23/05/19 14:09:50 WARN NativeCodeLoader: Unable to load native-hadoop library for your platform... using builtin-java classes where applicable
23/05/19 14:09:51 WARN Utils: Service 'SparkUI' could not bind on port 4040. Attempting port 4041.

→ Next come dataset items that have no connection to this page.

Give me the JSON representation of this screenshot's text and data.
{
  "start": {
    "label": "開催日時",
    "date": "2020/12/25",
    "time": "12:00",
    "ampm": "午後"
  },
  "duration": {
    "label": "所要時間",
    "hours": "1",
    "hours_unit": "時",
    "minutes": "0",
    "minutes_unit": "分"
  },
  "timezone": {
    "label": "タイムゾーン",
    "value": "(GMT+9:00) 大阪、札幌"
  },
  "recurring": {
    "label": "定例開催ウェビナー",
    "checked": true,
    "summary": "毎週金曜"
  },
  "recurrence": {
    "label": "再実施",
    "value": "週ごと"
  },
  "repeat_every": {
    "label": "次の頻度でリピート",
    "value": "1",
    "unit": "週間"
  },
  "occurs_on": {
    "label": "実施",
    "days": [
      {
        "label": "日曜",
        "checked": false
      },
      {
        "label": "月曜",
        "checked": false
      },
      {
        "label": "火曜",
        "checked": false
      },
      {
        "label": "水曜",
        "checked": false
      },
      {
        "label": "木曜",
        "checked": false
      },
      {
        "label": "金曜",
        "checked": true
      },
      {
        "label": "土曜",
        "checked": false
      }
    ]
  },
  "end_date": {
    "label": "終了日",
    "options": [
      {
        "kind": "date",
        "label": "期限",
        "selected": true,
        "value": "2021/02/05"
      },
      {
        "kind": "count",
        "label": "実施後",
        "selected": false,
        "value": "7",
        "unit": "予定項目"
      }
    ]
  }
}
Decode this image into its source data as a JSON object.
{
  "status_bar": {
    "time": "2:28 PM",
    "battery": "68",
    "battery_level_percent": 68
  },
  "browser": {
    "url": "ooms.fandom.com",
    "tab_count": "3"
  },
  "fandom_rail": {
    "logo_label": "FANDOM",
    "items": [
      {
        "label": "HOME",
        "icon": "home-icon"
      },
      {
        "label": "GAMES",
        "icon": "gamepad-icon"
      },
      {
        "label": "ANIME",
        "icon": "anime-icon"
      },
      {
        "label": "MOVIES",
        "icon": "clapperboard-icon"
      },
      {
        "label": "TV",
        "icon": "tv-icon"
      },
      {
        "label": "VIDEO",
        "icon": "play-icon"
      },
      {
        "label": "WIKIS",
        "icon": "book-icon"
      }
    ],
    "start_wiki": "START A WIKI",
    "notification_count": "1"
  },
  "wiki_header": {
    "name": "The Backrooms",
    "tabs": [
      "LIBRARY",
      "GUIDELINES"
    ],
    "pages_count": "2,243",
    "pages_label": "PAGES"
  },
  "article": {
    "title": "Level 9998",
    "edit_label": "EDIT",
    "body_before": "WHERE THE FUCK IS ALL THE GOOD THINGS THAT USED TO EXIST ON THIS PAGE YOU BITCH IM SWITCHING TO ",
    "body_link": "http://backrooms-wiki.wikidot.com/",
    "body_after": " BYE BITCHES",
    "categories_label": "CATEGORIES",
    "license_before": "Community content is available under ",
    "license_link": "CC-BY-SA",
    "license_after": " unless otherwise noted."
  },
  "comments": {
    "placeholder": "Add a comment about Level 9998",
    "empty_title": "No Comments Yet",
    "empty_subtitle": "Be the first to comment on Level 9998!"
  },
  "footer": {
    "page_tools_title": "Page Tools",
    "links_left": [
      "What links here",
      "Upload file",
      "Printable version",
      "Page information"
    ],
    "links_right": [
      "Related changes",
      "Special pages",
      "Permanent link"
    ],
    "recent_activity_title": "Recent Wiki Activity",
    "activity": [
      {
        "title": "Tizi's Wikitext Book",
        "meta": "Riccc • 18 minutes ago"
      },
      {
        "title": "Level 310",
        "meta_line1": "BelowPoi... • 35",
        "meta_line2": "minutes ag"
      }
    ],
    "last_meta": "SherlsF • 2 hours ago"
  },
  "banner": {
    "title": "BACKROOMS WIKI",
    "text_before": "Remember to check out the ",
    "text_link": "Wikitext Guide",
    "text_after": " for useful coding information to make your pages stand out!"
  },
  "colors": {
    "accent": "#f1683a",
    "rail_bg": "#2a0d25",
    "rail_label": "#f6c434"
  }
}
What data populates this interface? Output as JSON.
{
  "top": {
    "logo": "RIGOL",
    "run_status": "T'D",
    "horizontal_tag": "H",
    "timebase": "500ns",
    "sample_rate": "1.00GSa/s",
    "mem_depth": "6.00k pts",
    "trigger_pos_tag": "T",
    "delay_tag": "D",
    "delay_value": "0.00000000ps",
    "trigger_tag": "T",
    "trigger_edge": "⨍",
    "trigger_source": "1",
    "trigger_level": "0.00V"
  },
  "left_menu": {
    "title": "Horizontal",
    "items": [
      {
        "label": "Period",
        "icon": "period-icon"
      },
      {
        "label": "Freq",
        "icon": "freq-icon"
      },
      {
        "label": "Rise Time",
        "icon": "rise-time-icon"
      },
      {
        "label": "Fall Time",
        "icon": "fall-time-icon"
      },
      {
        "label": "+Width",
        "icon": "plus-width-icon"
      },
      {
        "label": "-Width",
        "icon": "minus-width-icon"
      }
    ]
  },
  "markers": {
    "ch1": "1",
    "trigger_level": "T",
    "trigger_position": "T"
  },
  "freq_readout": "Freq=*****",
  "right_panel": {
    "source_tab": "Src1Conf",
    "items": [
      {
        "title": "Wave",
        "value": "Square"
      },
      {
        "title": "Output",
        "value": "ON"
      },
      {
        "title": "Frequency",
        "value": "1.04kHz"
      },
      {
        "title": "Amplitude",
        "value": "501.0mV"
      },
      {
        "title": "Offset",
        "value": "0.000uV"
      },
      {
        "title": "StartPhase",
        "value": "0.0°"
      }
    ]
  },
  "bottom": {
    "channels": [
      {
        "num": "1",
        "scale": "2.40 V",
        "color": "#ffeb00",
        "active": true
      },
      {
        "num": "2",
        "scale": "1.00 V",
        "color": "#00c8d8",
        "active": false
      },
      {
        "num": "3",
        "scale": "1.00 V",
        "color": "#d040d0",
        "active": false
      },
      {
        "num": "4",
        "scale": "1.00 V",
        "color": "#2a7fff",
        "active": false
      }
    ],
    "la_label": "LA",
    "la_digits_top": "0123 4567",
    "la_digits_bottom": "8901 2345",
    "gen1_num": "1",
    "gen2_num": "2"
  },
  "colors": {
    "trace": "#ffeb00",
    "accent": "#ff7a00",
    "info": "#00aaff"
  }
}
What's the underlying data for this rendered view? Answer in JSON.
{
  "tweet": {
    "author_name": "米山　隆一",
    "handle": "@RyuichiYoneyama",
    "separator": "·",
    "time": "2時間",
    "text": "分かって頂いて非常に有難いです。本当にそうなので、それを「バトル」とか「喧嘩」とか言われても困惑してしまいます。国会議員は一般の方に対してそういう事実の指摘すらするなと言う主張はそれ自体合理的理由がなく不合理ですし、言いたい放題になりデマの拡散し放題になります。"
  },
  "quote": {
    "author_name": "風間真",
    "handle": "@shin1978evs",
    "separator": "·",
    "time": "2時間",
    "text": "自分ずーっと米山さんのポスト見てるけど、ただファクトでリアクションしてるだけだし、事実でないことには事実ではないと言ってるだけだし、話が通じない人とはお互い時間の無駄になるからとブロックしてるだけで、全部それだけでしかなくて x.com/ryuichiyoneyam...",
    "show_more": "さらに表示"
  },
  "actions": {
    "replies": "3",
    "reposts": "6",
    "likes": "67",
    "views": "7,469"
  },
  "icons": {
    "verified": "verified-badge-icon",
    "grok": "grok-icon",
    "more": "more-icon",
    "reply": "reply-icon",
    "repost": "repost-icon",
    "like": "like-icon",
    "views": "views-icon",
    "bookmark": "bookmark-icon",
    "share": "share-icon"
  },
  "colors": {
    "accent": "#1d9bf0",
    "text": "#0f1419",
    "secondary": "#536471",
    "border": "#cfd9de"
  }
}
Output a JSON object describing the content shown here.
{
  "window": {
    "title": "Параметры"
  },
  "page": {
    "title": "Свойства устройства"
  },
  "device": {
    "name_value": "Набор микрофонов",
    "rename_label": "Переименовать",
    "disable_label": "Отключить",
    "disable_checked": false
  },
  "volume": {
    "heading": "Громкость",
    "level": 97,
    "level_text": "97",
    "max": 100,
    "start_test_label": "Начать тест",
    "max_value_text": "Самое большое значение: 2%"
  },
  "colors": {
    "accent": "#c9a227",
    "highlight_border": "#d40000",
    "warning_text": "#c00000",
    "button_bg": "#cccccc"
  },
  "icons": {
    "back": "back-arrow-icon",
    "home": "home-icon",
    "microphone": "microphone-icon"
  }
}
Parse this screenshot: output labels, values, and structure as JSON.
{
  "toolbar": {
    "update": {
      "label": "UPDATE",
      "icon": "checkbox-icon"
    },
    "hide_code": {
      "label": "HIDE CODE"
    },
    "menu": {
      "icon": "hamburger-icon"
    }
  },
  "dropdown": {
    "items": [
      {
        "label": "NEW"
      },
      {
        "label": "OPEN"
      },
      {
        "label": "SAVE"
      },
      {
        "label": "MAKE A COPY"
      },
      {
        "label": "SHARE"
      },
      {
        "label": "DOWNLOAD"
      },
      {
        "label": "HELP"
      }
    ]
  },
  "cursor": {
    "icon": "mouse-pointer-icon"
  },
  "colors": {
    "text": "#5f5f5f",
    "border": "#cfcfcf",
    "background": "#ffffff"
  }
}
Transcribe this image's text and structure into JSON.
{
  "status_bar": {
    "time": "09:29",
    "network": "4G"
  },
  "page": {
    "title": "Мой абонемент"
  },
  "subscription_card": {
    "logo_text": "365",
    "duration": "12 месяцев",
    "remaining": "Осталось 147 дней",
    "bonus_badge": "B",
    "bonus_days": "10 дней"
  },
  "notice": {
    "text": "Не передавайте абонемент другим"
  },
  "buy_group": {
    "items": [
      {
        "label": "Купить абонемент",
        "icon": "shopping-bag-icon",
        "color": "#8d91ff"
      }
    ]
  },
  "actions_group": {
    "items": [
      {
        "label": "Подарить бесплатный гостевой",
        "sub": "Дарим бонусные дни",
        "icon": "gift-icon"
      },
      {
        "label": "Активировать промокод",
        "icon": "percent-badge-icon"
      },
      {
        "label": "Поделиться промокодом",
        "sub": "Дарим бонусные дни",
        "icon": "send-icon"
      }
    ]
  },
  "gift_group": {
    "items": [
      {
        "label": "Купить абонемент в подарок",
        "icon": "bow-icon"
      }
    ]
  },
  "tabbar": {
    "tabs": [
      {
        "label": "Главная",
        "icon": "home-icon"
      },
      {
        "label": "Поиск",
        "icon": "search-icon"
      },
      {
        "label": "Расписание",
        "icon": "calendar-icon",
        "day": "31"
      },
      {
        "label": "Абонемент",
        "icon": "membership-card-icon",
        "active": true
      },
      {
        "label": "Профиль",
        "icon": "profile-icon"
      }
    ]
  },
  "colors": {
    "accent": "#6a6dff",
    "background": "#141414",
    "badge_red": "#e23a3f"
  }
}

### load mpg data set from pydataset

In [15]:
from pydataset import data

In [16]:
mpg = spark.createDataFrame(data('mpg'))
mpg

DataFrame[manufacturer: string, model: string, displ: double, year: bigint, cyl: bigint, trans: string, drv: string, cty: bigint, hwy: bigint, fl: string, class: string]

In [17]:
mpg.show(5)

+------------+-----+-----+----+---+----------+---+---+---+---+-------+
|manufacturer|model|displ|year|cyl|     trans|drv|cty|hwy| fl|  class|
+------------+-----+-----+----+---+----------+---+---+---+---+-------+
|        audi|   a4|  1.8|1999|  4|  auto(l5)|  f| 18| 29|  p|compact|
|        audi|   a4|  1.8|1999|  4|manual(m5)|  f| 21| 29|  p|compact|
|        audi|   a4|  2.0|2008|  4|manual(m6)|  f| 20| 31|  p|compact|
|        audi|   a4|  2.0|2008|  4|  auto(av)|  f| 21| 30|  p|compact|
|        audi|   a4|  2.8|1999|  6|  auto(l5)|  f| 16| 26|  p|compact|
+------------+-----+-----+----+---+----------+---+---+---+---+-------+
only showing top 5 rows



### write datafame to file

- `json`: for writing to a local json file(s)
- `csv`: for writing to a local csv file(s)
- `parquet`: Parquet is a very popular columnar storage format for Hadoop.
- `jdbc`: for writing to a SQL database table

#### write file to json

In [18]:
#df.write.type
mpg.write.json('data/mpg_json', mode='overwrite')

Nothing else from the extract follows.